Pronoun mismatch- “Their wings of light spread afar, armors gleaming with the brilliance of a million exploding suns, they rain fire on your forces, and the humans break into cheers.”
According to the rest of the page and your own RO cheat sheet, the angel is male, so that should be “His wings.”
And you know, the interrogation scene is weird.
The interrogate being all “I’m sorry for your loss” and then turning their attitude around 180 degrees when I play good cop to “What kind of fool do you think I am?” kind of gives me whiplash.
So either the interrogate is trying to play us so we don’t hurt them, in which case our responding with good cop is exactly what they were hoping for.

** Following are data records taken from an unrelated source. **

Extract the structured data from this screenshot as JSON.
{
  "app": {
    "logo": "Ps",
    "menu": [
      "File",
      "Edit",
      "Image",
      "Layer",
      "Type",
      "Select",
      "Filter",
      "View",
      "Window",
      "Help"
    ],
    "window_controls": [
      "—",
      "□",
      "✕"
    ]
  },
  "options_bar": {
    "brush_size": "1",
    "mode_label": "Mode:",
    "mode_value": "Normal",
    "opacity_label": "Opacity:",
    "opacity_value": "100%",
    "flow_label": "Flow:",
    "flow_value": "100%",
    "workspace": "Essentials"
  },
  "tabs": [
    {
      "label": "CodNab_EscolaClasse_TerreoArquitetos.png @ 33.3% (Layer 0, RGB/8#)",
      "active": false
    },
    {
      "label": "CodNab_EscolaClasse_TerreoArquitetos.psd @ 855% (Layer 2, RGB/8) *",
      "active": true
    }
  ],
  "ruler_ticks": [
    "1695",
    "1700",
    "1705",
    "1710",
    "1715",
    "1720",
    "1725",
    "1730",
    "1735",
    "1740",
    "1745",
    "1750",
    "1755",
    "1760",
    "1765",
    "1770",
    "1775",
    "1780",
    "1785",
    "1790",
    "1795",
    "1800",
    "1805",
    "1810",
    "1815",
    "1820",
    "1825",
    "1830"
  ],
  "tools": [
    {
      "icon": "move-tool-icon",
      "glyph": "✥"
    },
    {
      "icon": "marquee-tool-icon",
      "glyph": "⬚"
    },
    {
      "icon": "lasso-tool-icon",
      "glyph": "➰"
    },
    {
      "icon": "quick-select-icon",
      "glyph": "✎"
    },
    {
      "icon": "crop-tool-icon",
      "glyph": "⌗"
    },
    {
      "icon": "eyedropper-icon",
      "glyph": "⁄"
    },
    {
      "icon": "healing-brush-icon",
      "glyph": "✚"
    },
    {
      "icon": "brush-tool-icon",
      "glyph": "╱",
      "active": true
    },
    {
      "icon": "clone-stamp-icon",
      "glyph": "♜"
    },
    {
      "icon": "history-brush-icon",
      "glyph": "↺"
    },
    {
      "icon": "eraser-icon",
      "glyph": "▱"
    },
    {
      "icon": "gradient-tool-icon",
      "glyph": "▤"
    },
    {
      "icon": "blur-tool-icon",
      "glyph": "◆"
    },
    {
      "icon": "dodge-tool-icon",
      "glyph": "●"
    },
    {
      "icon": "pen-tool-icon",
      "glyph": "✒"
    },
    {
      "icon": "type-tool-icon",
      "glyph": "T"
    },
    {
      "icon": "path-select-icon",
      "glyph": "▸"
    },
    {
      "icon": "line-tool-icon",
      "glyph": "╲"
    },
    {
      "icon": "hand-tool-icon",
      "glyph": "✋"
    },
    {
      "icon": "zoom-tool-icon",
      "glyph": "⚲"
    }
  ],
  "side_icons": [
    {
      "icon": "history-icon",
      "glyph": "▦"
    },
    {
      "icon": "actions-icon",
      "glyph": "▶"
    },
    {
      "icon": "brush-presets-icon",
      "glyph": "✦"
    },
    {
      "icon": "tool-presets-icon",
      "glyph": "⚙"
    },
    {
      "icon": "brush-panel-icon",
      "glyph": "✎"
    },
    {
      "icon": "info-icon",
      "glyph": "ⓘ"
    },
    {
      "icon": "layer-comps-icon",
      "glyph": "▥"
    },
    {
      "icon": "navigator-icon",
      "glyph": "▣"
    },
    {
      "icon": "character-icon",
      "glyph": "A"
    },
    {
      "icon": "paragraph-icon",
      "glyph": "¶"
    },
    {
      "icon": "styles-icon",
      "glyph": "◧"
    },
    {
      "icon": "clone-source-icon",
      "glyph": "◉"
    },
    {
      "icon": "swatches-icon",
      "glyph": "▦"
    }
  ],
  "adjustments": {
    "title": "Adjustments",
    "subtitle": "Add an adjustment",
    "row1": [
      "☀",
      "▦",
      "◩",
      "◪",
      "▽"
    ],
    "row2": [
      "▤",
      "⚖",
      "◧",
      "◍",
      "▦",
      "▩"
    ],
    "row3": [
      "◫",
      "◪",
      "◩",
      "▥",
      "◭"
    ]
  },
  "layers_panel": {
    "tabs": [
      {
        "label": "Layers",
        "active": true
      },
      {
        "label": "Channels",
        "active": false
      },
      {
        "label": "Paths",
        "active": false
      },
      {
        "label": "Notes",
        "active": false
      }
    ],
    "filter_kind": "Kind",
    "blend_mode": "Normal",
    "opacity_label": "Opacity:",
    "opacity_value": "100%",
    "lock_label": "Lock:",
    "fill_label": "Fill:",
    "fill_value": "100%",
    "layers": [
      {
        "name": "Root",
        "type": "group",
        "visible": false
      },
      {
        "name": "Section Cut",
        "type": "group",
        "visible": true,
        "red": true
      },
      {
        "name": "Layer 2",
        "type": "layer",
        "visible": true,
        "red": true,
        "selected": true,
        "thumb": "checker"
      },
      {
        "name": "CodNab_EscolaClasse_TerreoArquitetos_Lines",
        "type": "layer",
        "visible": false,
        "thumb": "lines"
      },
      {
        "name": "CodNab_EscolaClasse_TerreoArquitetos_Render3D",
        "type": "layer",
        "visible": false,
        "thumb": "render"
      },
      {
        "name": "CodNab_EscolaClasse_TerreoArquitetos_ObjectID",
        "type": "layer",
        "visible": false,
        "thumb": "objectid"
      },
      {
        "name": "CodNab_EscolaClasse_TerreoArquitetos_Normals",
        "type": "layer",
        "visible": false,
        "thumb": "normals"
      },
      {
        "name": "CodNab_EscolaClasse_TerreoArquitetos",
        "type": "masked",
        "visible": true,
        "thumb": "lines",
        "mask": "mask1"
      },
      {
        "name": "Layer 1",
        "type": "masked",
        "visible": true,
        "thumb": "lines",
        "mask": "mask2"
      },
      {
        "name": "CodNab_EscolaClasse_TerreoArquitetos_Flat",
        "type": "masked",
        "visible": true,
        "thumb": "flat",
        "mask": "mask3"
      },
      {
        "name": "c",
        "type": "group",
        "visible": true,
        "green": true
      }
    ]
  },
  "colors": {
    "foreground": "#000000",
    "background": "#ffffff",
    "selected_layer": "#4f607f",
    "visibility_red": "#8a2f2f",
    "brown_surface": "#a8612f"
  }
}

Or the interrogate is making a sincere overture in which case wouldn’t the MC responding with good cop be seen as responding in kind?
Heck, my MC “playing good cop” is in fact being sincere. Libra is the guilty party, Capricorn and Taurus were just kind of there.
So when my MC says he doesn’t blame the interrogate he absolutely means it.
“Oh what fun?” Sarcasm drips from your mouth." That is not actually a question, so that should be a period not a question mark.
But the gender is important. Gender is an important part of people’s identities. Just because we haven’t met him yet doesn’t change that. If you know someone’s a man, you should use said pronouns. If you don’t know, all you know is that there’s an “angel,” then you can definitely use they. And I don’t know what English class you took, but mine always had us use the person’s pronouns, even if it didn’t matter in context
Seeing the conversation you were having i did another quick replay up to that point and the usage in that scene is correct " their " is defining the Host of angels not just the leader of the angels.
Thats the quick short of it hope that helps clear the confusion equally hope this finds everyone doing well.
They can absolutely be used to refer to a singular individual even if the reader knows their gender. They/them/their/theirs are epicene terms, meaning they are gender-neutral. So, you can apply them to anyone and it’s fine as you can’t unintentionally misgender them, because again the terms do not imply a gender. Whereas terms like he/him/his or she/her/hers are masculine or feminine respectively, so you can’t use those terms to apply to someone who is not a man, women, or otherwise wants to be referred to by said terms. So, it is fine to refer to a man as them rather than him but referring to someone who specifically goes by epicene terms as he or she would be a problem because you are implying they are a gender they don’t identify as.